Uma liderança do centrão disse, reservadamente, que o esforço do governo não vai conseguir impedir o avanço do projeto de lei. E que agora deve ser debatido um texto que seja mais palatável ao Congresso, ou seja, que não foque em anistia para as lideranças, como Bolsonaro.
O PL já está elaborando um novo texto, como mostrou a Folha de S.Paulo, por determinação do próprio ex-presidente após encontro com Motta. Segundo relatos, a ideia é que seja um projeto mais enxuto, mas ainda não há detalhes sobre quem deve ser contemplado.
Integrantes do centrão, no geral, defendem a possibilidade de penas mais brandas para os que estiveram presencialmente nos ataques golpistas, não contemplando Bolsonaro e os outros acusados de liderar a trama golpista. Publicamente, o ex-presidente diz que o texto não é para beneficiá-lo.
Toda a movimentação do governo e da oposição ocorre numa semana de esvaziamento na Câmara.
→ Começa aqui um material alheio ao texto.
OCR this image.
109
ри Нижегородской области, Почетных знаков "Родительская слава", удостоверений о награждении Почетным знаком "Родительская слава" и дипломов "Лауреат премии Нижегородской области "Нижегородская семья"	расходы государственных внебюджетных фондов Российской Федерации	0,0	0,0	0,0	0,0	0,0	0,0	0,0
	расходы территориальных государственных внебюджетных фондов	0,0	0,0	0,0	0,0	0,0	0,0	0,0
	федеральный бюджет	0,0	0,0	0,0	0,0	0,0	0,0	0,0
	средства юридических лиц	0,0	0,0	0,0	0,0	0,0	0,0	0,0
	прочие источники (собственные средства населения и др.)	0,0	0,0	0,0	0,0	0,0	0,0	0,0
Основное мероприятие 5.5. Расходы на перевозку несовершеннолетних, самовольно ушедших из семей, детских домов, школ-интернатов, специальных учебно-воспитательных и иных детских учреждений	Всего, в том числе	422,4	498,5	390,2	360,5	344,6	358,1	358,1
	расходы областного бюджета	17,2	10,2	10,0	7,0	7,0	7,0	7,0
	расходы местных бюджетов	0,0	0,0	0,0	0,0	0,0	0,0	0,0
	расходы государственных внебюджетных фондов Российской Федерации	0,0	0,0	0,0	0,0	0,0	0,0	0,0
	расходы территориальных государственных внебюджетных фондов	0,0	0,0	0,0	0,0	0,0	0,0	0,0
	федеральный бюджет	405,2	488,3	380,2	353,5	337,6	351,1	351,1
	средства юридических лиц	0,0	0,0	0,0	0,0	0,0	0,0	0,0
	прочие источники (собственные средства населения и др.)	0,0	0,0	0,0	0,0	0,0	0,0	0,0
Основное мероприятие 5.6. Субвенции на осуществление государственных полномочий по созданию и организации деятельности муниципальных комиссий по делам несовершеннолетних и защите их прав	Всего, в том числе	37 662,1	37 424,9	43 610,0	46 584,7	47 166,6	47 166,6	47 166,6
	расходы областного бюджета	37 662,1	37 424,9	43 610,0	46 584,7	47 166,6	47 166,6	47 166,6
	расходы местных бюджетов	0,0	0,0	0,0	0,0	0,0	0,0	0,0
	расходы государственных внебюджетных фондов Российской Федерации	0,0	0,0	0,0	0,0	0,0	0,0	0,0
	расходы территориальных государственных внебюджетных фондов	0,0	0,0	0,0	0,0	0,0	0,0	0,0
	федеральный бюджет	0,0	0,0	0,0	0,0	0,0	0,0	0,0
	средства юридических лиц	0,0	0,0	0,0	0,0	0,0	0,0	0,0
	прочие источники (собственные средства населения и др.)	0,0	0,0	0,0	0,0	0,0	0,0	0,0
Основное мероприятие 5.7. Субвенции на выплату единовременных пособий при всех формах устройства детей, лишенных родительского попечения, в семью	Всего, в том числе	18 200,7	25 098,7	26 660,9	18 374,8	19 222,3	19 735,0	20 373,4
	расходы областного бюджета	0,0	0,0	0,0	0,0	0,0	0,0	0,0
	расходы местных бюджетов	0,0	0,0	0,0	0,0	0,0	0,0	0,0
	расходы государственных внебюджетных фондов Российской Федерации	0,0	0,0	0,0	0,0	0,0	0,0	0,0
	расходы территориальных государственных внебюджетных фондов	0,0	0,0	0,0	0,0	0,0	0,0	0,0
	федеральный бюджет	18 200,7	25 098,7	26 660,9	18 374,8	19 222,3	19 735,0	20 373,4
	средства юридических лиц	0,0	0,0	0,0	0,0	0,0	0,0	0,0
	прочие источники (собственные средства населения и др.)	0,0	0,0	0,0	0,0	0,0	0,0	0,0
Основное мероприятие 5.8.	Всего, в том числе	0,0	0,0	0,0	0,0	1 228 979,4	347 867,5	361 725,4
Por causa do feriado, muitos líderes e o próprio Motta viajaram e a pauta foi de projetos de menor relevância e sem polêmicas.
A ministra Gleisi criticou na semana passada deputados que assinaram o requerimento de urgência, classificando-os como “desavisados”.
Na mesma publicação, contudo, admitiu que deve ser realizada uma discussão para concessão de anistia ou redução de pena para os envolvidos nos atentados.
A fala gerou ruído com ministros do STF (Supremo Tribunal Federal). Então, ela voltou às redes para dizer que cabe ao Judiciário a decisão sobre os ataques promovidos pelos apoiadores do Bolsonaro.
“Quero deixar claro que eventuais revisões de pena aos réus do 8 de Janeiro cabem única e exclusivamente ao Supremo Tribunal Federal, que conduz os processos. Entendo sim que esse debate pode e deve ser feito na sociedade, inclusive no Congresso, como já vem acontecendo de fato, mas sem interferir na autonomia do Poder Judiciário”, publicou.